Before the election results were announced, Bailey predicted the voters would show Montgomery's progress since those days of racial terror. Reed’s election is the latest example of the city reconciling its past and planning for a better future.

Now, it's the future that Reed must lead the city into. 

Big changes are coming for Montgomery with the election of Reed and new members on the City Council. The last three mayors held office for at least a decade. Mayor Todd Strange did not seek re-election.

Reed said he wants to invest in public transportation and address the issue of brown water and food deserts in some of Montgomery's communities. He talked about elevating the economy by being more receptive and supportive of young talent and making the off pace city more competitive. He mentioned working with real estate developers so artists can receive discounted rent for work spaces.

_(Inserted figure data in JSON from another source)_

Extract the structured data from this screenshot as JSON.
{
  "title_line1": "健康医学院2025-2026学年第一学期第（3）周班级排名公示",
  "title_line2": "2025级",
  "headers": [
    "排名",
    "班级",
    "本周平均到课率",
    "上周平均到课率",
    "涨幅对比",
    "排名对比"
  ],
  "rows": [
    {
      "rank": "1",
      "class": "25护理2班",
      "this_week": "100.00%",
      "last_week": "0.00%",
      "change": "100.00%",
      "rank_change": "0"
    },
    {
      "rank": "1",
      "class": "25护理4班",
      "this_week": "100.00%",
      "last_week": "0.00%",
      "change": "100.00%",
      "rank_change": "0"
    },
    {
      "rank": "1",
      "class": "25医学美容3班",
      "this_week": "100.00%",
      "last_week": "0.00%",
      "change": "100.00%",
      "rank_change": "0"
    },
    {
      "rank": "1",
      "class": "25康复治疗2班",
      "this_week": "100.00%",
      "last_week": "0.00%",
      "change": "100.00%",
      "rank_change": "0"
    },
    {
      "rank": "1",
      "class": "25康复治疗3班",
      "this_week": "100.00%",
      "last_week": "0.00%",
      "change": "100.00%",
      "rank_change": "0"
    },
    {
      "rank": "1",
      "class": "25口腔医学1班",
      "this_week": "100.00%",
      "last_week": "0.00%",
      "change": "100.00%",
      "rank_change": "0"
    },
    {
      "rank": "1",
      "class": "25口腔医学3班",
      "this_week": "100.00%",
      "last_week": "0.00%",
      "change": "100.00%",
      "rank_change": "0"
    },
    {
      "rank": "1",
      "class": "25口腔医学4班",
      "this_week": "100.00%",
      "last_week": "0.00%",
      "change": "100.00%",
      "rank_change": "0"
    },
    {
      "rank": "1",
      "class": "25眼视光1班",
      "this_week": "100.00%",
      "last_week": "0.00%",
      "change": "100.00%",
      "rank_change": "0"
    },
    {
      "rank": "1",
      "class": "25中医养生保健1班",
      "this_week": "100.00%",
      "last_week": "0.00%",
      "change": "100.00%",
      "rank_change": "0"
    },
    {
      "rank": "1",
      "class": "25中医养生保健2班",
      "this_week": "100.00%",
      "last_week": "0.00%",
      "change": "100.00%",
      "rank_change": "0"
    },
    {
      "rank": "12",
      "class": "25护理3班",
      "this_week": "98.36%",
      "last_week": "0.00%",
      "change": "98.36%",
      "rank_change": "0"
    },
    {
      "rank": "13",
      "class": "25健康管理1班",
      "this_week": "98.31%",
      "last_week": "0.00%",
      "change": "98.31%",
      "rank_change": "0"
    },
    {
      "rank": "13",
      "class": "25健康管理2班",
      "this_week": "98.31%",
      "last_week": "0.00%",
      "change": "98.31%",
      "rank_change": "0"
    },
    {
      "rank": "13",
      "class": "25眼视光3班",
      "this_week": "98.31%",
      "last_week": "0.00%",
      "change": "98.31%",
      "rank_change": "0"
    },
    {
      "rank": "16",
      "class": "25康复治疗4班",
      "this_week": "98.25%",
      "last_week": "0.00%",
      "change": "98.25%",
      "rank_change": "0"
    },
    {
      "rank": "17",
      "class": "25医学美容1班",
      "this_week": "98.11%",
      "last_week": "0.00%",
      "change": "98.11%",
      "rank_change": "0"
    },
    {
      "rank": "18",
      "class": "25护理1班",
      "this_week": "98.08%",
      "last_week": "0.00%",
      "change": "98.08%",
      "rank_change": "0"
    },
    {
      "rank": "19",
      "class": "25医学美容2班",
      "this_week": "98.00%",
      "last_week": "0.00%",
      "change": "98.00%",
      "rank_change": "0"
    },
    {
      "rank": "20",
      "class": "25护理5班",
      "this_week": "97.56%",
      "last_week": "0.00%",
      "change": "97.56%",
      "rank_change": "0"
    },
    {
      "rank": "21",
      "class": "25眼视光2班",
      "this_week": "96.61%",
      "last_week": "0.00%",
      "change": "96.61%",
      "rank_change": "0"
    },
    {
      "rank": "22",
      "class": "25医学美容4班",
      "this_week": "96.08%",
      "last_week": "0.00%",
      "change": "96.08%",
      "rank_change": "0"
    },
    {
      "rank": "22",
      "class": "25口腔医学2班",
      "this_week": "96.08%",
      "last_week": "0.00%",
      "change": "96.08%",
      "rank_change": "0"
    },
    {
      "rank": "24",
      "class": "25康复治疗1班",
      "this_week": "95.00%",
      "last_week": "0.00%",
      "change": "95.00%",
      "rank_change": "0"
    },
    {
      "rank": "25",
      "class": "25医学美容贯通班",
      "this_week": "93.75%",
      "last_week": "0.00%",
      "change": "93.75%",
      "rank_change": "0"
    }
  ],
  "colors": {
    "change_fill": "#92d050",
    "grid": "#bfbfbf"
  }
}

He said he was open to an ad valorem tax that would increase the millage rate for public education funds. He's repeatedly mentioned a full day, universal pre-K program. The program would guarantee children a spot regardless of their family's income as early childhood education can be expensive for low-income families. 

Reed will be charged with overseeing the city's $260 million budget that was adopted Sept. 17. He'll deal with continued pressure on the internal service fund used to pay employee medical, dental and retirement benefits. Another issue he will take on is finding funds for salary increases for public safety employees to recruit, retain and address the issue of crime in the city.